Curioso exercício de escrita, Barry, gostei bastante. Pouco a pouco vamos citando mais e mais o Streets Of Rage aqui, hehe.
Existe uma certa personalidade nos inimigos do SoR, desde o primeiro. Alguns ficam na retaguarda, outros partem para cima sozinhos, etc. O Galsia, por exemplo, tem a tendência de usar facas, desde o primeiro até o último jogo, o 4. Legal que você mencionou o canivete dele.
Principalmente, você me fez pensar que tal vez o sindicato não fosse um grupo tão grande assim, como soldados quase infinitos: As vezes, o Galsia que leva uma surra na fase 3 pode ser o mesmo que apanhou na fase 1, ou até mesmo em outro momento anterior da mesma fase. Interessante proposta!
Como sempre, bom texto, Barry.
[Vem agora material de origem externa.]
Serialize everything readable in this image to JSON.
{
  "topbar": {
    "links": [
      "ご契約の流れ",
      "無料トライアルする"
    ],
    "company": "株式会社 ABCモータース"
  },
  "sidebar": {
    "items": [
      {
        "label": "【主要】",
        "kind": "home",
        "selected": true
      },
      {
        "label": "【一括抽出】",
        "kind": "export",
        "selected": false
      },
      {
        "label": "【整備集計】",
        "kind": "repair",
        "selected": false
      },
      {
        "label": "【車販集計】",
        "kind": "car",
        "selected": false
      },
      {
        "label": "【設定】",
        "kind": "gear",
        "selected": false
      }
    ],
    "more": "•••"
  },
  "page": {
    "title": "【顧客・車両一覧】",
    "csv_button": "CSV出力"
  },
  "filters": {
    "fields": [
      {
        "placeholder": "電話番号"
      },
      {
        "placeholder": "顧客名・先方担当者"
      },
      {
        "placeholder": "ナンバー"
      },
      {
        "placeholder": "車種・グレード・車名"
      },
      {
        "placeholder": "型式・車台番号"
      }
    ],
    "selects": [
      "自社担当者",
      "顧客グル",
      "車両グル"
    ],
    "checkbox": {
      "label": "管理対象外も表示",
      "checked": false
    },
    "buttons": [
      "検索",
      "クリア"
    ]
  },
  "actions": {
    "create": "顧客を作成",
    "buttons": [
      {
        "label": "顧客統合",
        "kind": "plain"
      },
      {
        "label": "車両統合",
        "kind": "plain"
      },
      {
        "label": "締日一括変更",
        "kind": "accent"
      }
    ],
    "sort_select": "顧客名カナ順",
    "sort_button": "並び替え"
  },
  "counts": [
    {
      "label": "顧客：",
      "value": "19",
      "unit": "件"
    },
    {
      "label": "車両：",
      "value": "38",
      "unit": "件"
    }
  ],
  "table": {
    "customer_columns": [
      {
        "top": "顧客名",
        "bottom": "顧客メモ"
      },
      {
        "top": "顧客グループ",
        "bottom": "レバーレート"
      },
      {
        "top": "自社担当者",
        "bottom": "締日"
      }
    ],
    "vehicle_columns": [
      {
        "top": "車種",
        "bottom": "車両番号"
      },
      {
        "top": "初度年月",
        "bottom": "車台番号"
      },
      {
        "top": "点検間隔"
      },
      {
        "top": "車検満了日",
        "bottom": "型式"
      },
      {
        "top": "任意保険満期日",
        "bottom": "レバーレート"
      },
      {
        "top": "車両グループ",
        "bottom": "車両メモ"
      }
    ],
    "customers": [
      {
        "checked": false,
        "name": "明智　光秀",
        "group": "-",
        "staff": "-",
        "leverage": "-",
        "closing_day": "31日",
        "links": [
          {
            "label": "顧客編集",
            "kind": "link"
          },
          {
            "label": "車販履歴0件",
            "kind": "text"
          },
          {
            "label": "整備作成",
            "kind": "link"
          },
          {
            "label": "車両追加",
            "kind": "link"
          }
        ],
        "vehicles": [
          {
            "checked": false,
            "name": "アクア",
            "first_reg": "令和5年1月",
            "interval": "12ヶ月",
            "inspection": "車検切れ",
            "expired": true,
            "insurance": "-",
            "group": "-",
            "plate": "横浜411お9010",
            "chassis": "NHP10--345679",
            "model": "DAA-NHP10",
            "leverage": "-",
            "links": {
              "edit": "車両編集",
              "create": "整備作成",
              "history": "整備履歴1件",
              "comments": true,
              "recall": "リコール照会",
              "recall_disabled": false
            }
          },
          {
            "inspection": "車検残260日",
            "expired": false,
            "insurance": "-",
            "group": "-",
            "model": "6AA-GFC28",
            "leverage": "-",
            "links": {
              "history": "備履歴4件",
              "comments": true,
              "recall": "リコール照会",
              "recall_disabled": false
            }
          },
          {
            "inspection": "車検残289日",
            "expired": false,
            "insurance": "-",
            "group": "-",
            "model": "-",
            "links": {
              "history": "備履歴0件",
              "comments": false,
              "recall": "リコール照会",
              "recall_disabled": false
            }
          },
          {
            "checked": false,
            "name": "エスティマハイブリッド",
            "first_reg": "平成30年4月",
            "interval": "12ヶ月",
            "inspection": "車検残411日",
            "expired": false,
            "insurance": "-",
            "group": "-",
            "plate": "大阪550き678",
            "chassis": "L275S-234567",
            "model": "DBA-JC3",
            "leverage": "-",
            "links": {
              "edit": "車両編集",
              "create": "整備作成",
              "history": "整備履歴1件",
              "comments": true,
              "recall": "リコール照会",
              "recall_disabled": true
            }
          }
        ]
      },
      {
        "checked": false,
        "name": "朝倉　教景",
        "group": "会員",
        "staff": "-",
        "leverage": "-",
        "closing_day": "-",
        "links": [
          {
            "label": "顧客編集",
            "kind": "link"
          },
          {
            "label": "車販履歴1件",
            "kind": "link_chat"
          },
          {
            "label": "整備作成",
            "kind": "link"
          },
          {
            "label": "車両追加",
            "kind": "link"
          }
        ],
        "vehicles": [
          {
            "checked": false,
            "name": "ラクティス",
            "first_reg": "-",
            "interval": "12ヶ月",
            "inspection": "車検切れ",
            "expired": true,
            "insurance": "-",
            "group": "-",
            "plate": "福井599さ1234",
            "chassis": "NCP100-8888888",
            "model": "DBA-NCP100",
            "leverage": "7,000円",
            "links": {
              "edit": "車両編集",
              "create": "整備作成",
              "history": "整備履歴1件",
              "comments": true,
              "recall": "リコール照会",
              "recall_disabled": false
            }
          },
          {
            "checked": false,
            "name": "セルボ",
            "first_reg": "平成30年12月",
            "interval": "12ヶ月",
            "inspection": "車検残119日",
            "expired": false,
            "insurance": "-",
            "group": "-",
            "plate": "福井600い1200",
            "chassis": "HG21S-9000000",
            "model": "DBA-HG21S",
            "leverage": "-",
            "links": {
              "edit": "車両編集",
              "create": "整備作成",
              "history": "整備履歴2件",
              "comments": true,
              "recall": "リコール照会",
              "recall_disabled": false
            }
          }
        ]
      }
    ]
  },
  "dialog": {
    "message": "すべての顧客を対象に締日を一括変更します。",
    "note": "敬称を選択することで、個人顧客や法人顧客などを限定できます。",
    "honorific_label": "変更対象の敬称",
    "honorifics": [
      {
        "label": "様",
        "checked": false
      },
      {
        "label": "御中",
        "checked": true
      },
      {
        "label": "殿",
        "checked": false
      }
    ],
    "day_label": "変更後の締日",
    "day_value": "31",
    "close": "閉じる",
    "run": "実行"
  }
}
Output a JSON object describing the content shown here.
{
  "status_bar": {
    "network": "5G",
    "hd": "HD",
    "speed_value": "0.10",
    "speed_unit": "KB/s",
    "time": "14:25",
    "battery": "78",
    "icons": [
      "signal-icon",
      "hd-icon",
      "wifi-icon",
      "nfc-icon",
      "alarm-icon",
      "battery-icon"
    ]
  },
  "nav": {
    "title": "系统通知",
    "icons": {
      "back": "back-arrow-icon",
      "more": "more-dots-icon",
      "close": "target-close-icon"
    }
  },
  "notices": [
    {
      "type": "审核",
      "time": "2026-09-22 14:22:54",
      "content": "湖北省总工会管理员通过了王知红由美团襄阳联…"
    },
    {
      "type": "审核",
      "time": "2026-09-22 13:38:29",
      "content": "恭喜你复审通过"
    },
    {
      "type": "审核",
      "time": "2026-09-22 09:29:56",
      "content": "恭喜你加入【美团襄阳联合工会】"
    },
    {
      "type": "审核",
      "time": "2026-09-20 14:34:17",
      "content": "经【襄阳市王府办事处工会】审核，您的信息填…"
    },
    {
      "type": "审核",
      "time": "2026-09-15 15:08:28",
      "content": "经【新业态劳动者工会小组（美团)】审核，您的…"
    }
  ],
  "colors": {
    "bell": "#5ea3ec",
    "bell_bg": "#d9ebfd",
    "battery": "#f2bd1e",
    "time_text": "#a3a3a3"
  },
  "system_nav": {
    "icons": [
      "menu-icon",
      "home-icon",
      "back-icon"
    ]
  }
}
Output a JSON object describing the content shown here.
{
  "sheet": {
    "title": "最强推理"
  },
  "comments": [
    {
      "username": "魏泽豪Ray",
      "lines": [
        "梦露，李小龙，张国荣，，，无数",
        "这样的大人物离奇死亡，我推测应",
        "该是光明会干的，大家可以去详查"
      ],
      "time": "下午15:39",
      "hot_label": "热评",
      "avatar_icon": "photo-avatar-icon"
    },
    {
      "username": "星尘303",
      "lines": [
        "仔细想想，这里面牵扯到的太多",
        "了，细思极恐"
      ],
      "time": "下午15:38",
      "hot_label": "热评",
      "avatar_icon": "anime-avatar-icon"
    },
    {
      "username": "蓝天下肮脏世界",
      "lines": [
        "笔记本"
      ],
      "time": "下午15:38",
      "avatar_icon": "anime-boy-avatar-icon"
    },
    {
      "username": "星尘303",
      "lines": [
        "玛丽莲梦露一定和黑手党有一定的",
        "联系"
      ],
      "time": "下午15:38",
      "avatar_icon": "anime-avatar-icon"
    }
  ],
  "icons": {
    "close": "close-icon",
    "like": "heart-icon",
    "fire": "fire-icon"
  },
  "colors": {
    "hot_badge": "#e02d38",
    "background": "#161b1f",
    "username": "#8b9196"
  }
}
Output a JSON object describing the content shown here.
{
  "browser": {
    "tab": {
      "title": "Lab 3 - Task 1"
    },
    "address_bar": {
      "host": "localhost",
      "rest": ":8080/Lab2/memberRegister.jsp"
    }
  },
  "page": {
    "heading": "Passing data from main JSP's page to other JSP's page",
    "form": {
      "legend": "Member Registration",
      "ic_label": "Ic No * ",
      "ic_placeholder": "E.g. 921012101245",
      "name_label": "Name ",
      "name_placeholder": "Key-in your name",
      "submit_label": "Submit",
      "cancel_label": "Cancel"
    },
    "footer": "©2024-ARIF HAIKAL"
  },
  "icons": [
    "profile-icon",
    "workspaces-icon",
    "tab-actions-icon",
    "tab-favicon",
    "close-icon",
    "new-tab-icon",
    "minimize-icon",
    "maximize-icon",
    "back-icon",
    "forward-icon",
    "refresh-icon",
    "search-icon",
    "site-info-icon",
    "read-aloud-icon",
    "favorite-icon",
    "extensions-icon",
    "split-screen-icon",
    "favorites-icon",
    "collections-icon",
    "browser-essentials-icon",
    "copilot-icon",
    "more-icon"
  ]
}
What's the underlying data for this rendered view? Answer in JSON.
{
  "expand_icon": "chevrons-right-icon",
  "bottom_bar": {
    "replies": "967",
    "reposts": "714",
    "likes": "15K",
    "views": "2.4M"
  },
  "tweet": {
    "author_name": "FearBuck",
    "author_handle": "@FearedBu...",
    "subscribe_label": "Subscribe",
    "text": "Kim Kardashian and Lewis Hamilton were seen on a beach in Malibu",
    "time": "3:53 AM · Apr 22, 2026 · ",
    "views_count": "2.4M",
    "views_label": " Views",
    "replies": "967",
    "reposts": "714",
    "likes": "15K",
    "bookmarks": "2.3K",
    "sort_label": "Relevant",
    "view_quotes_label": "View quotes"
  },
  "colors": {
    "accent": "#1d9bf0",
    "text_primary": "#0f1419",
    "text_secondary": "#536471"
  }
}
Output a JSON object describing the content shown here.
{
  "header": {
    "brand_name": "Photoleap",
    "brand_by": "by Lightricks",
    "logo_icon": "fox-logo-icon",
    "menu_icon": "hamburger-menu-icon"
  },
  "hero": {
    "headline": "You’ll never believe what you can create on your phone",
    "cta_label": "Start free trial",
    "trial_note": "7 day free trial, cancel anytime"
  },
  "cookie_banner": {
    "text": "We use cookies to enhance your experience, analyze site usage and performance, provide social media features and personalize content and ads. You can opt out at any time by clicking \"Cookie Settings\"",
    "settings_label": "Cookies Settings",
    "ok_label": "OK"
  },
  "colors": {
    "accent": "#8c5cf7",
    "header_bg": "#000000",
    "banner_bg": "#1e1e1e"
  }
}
Parabenizo principalmente por você arriscar um formato novo, uma ideia diferente do formato padrão de review ou artigo.
Muito obrigado pelo comentário, Greg!
Gosto de imaginar o que tinha por trás das histórias dos jogos clássicos, quando não havia espaço e CGs para contar histórias mais profundas.
Também estou sempre exercitando a escrita, e decidi unir as duas coisas pra criar algo meio maluco.
Exercitar o lado roteirista.
Como o resultado teve a ver com games, decidi compartilhar.
Provavelmente farei isso mais vezes no futuro.
Fico feliz que tenha gostado!
Um abraço.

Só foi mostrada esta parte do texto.